Ages 15 to 16
GCSE pupils often have to compare poems - as in the popular AQA Anthologies - but they ask "Where do I start?" Left to their own devices, they often fall back on writing about one poem, then the other, shoving any links into the conclusion, as an afterthought.
I use the mnemonic COPMUDS to focus their comparison. Teach them to take the Content or ideas of the poems - often a good way into the different poets' reactions to the set theme. Move on to crucial literary techniques - Organisation (shape of stanzas, rhyme and punctuation) and Point of View (is it the poet's voice or a persona?) Metaphorical language features, of course, as the "M" but encourage them to look for the Unusual.

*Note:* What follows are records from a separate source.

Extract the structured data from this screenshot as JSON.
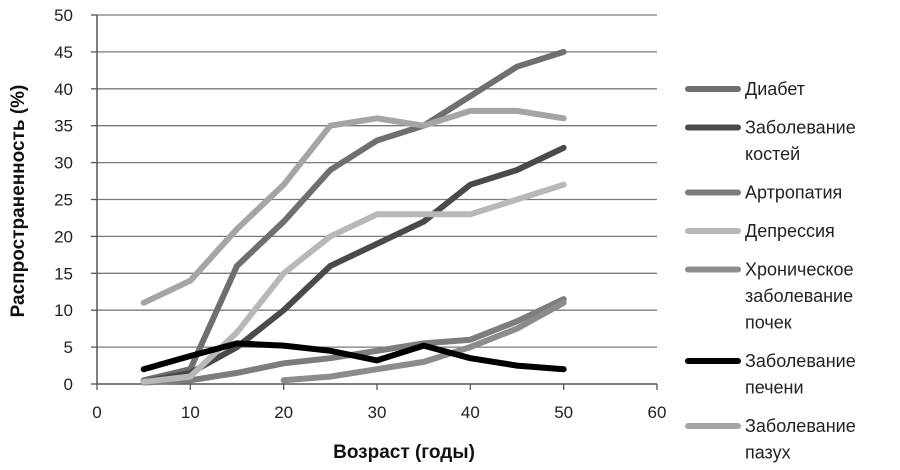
{
  "chart_data": {
    "type": "line",
    "title": "",
    "xlabel": "Возраст (годы)",
    "ylabel": "Распространенность (%)",
    "xlim": [
      0,
      60
    ],
    "ylim": [
      0,
      50
    ],
    "x_ticks": [
      0,
      10,
      20,
      30,
      40,
      50,
      60
    ],
    "y_ticks": [
      0,
      5,
      10,
      15,
      20,
      25,
      30,
      35,
      40,
      45,
      50
    ],
    "grid": "horizontal",
    "legend_position": "right",
    "series": [
      {
        "name": "Диабет",
        "legend_lines": [
          "Диабет"
        ],
        "color": "#6f6f6f",
        "width": 6,
        "x": [
          5,
          10,
          15,
          20,
          25,
          30,
          35,
          40,
          45,
          50
        ],
        "y": [
          0.5,
          2,
          16,
          22,
          29,
          33,
          35,
          39,
          43,
          45
        ]
      },
      {
        "name": "Заболевание костей",
        "legend_lines": [
          "Заболевание",
          "костей"
        ],
        "color": "#4a4a4a",
        "width": 6,
        "x": [
          5,
          10,
          15,
          20,
          25,
          30,
          35,
          40,
          45,
          50
        ],
        "y": [
          0.3,
          1.5,
          5,
          10,
          16,
          19,
          22,
          27,
          29,
          32
        ]
      },
      {
        "name": "Артропатия",
        "legend_lines": [
          "Артропатия"
        ],
        "color": "#7d7d7d",
        "width": 6,
        "x": [
          5,
          10,
          15,
          20,
          25,
          30,
          35,
          40,
          45,
          50
        ],
        "y": [
          0.2,
          0.5,
          1.5,
          2.8,
          3.5,
          4.5,
          5.5,
          6,
          8.5,
          11.5
        ]
      },
      {
        "name": "Депрессия",
        "legend_lines": [
          "Депрессия"
        ],
        "color": "#b8b8b8",
        "width": 6,
        "x": [
          5,
          10,
          15,
          20,
          25,
          30,
          35,
          40,
          45,
          50
        ],
        "y": [
          0.3,
          1,
          7,
          15,
          20,
          23,
          23,
          23,
          25,
          27
        ]
      },
      {
        "name": "Хроническое заболевание почек",
        "legend_lines": [
          "Хроническое",
          "заболевание",
          "почек"
        ],
        "color": "#8c8c8c",
        "width": 6,
        "x": [
          20,
          25,
          30,
          35,
          40,
          45,
          50
        ],
        "y": [
          0.5,
          1,
          2,
          3,
          5,
          7.5,
          11
        ]
      },
      {
        "name": "Заболевание печени",
        "legend_lines": [
          "Заболевание",
          "печени"
        ],
        "color": "#000000",
        "width": 6,
        "x": [
          5,
          10,
          15,
          20,
          25,
          30,
          35,
          40,
          45,
          50
        ],
        "y": [
          2,
          3.8,
          5.5,
          5.2,
          4.5,
          3.2,
          5.2,
          3.5,
          2.5,
          2
        ]
      },
      {
        "name": "Заболевание пазух",
        "legend_lines": [
          "Заболевание",
          "пазух"
        ],
        "color": "#a5a5a5",
        "width": 6,
        "x": [
          5,
          10,
          15,
          20,
          25,
          30,
          35,
          40,
          45,
          50
        ],
        "y": [
          11,
          14,
          21,
          27,
          35,
          36,
          35,
          37,
          37,
          36
        ]
      }
    ]
  }
}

Pupils often shy away from what is odd or unusual - but this can be precisely what makes a poem worth studying. Differences and Similarities should be written about as they go along.
The essay should be like a game of tennis: each paragraph is a rally, where the ideas go back and forth over the net to connect the poems. If they're tackling those tricky questions on named poets as well as pre-1914 poems, then it's a game of doubles: not every poet has to be touched upon in every rally.
If it's a question on different cultures, they can end where they began, on C - by linking the content to the culture.
John Gallagher is head of English at Stratford-upon-Avon Grammar School for Girls.